Loewen, as you'd expect, thought apologizing for white violence and genocide was bad. Donald Trump, though, appears to believe that this is what American history should do. In a speech today, he launched into yet another attack on the 1619 Project, a New York Times collection of essays edited by Nikole Hannah Jones which places the Black experience of slavery and violence at the center of US history.

"Critical Race Theory, the 1619 Project, and the crusade against American history is toxic propaganda — an ideological poison that, if not removed, will dissolve the civic bonds that tie us together," Trump declared in prepared remarks. In his speech, he said, "A radical movement is attempting to demolish this treasured and precious inheritance. We can't let that happen." He's threatened to cut federal funding to schools that teach the 1619 Project, or that fail to instill their curriculum with sufficient patriotism.

Trump's words here are telling. Some critics, in good faith, have questioned parts of the 1619 Project's analysis. There is no question that the American Constitution was a racist document designed to perpetuate the oppression of Black people. But to what extent was the American Revolution fought specifically to preserve slavery? That's a question of interpretation, and reasonable people can disagree.

Trump is not disagreeing about facts or even about interpretations, though.  Rather, he is arguing that the 1619 Project is dangerous because it is "toxic propaganda” — and because it will "dissolve the civic bonds that tie us together." For Trump, we don't teach history to tell the truth, or to help students understand the country better. Rather, we teach history specifically to advance the nationalist end of unity and bonding.

This unity is of a very particular kind — specifically, it is a unity of exclusion, and ultimately of division. For Trump, the 1619 Project is a threat because it places Black people as the protagonists of American history.

If America is all the people in it, then the story of Black resistance, struggle, and occasional triumph should be a resource for everyone. All people in the US should be inspired by the fierce thirst for freedom of a Harriet Tubman or John Brown or Martin Luther King.

But for Trump and his partisans, it sometimes feels like Black people are not real Americans. Trump said as much when he declared that several Congresswomen of color "go back" to the countries "from which they came", though all were of course American citizens. America is only white people, he seemed to be implying — the founders, the slave owners, Trump himself. And the goal of history is not to tell the truth about anything, but is rather to reassure white people of their own virtue, and justify their supremacy.

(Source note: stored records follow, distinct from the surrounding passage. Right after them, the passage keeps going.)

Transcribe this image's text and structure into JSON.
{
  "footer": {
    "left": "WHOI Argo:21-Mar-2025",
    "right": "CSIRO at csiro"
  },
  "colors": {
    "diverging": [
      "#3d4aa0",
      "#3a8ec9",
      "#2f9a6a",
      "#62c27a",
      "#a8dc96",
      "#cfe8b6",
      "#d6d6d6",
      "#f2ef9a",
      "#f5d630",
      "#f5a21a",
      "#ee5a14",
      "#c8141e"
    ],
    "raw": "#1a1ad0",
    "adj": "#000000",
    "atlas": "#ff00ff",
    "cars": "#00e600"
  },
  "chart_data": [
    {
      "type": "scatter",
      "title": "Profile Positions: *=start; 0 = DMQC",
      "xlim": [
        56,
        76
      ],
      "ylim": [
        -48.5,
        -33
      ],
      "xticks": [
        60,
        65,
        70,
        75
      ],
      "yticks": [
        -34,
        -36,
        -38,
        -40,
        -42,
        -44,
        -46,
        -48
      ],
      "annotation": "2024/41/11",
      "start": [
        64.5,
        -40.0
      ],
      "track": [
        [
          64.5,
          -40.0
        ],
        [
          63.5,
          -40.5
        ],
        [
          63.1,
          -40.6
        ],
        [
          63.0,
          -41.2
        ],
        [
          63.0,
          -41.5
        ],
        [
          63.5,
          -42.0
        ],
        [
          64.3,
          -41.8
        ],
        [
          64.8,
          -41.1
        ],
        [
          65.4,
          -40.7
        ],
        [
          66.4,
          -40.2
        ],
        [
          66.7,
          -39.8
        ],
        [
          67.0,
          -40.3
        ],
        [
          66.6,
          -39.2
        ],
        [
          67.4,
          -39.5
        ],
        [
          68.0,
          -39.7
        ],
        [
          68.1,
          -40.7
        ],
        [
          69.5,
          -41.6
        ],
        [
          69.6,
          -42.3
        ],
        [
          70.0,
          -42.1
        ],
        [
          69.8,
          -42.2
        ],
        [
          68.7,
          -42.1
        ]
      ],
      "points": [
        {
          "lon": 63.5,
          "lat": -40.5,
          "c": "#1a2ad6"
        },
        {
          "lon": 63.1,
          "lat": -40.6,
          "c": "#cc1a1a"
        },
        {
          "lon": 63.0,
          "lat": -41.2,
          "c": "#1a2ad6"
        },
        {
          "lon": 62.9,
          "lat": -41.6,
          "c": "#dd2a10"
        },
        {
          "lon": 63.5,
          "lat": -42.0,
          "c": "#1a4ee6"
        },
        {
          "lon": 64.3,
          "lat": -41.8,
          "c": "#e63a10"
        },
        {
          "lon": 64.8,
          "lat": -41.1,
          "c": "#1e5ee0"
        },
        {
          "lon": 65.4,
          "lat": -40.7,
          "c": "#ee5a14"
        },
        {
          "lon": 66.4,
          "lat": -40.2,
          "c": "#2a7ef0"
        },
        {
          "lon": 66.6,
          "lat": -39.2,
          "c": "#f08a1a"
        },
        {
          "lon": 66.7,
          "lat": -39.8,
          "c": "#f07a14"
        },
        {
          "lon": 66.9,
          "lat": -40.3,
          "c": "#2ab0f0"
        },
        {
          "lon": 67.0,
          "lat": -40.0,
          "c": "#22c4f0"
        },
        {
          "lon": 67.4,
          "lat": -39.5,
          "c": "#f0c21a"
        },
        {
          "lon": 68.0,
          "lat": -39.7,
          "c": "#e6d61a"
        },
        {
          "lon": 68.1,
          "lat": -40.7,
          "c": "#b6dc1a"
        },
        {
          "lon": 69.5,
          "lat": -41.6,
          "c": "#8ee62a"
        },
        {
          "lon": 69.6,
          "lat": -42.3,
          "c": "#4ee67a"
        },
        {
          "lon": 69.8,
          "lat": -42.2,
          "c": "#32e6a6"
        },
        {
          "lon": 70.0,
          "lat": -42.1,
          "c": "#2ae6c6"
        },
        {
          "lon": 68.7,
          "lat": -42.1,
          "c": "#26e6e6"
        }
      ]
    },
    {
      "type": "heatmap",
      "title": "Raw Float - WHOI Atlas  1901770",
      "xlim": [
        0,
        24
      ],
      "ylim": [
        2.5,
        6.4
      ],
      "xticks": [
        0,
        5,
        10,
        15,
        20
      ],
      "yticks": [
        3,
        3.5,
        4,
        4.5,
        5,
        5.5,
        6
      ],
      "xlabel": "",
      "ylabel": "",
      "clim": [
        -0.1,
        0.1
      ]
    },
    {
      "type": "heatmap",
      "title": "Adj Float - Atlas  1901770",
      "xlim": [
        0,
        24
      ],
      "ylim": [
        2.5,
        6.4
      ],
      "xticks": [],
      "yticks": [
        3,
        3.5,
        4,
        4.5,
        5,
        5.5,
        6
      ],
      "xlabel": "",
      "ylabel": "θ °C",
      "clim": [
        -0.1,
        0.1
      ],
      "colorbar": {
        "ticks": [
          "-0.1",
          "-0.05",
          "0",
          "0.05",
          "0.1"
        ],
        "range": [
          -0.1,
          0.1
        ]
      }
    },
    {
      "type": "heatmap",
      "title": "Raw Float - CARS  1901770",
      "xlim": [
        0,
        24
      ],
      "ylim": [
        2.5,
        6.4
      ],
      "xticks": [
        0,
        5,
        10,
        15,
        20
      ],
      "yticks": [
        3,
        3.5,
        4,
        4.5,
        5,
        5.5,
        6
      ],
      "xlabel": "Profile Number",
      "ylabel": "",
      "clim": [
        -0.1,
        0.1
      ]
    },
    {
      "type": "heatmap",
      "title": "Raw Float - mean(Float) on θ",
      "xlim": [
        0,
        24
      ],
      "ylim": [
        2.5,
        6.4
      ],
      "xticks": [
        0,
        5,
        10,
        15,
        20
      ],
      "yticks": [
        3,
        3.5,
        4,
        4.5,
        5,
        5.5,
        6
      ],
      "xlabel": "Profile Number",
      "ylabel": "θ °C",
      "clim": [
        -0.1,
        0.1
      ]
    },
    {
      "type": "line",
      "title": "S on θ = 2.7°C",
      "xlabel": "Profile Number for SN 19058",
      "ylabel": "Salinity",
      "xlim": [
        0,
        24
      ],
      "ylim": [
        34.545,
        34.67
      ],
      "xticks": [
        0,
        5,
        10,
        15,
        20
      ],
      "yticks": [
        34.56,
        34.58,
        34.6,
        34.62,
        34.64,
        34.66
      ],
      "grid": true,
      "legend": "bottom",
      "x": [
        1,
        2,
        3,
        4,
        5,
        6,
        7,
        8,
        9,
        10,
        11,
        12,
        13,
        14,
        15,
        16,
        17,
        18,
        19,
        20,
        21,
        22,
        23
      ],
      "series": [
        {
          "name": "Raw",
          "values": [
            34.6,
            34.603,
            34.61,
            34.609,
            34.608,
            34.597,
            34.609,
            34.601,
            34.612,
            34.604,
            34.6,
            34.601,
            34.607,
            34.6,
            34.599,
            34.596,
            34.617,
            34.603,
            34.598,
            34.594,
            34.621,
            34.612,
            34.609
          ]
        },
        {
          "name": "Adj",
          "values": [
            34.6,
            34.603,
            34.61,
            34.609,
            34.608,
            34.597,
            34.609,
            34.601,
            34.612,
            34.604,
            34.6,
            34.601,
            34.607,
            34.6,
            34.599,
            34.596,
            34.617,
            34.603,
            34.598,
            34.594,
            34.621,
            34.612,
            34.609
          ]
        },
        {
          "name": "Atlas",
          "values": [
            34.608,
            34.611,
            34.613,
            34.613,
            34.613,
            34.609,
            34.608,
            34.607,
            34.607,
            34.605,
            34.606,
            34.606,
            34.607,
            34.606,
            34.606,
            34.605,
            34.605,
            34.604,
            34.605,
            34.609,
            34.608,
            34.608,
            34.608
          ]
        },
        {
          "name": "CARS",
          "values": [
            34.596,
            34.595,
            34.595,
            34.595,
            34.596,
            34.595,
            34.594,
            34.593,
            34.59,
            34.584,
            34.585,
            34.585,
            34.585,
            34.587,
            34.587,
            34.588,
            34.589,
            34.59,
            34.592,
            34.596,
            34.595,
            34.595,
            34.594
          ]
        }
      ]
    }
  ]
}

American history textbooks have, shamefully, often done that justifying with bland enthusiasm. The erasure of Columbus' genocidal crimes against humanity is grotesque, but it's also typical. Loewen points out in Lies My Teacher Told Me that most textbooks and courses do not explain how white terrorist violence ended the movement for racial equality after the Civil War. Most students never learn that racism in America got better in the 1860s and 70s as Black people gained voting rights — and then got much, much worse as those rights were withdrawn in much of the country. The focus on white people and white solidarity left us ill-prepared for the resurgence of racism, and the rolling back of progress, under Trump. We weren't taught that this had happened before.

Teaching history from the perspective of Black people, or Indigenous people, or other marginalized people, might make students angry about injustice. It might make them want to change the world. That is precisely what Trump does not want.

In white history, Indigenous people die through no fault of anyone, and slavery is a mere blip in our true progress towards freedom. That is history without conflict, and without the possibility of change. It's because we teach this kind of history that so many students are bored by their textbooks, in which they see neither themselves, nor any issues relevant to them today. We need the 1619 Project in our schools precisely to dissolve those civic bonds — civic bonds which, for Trump, are composed entirely of docile obedience to white power.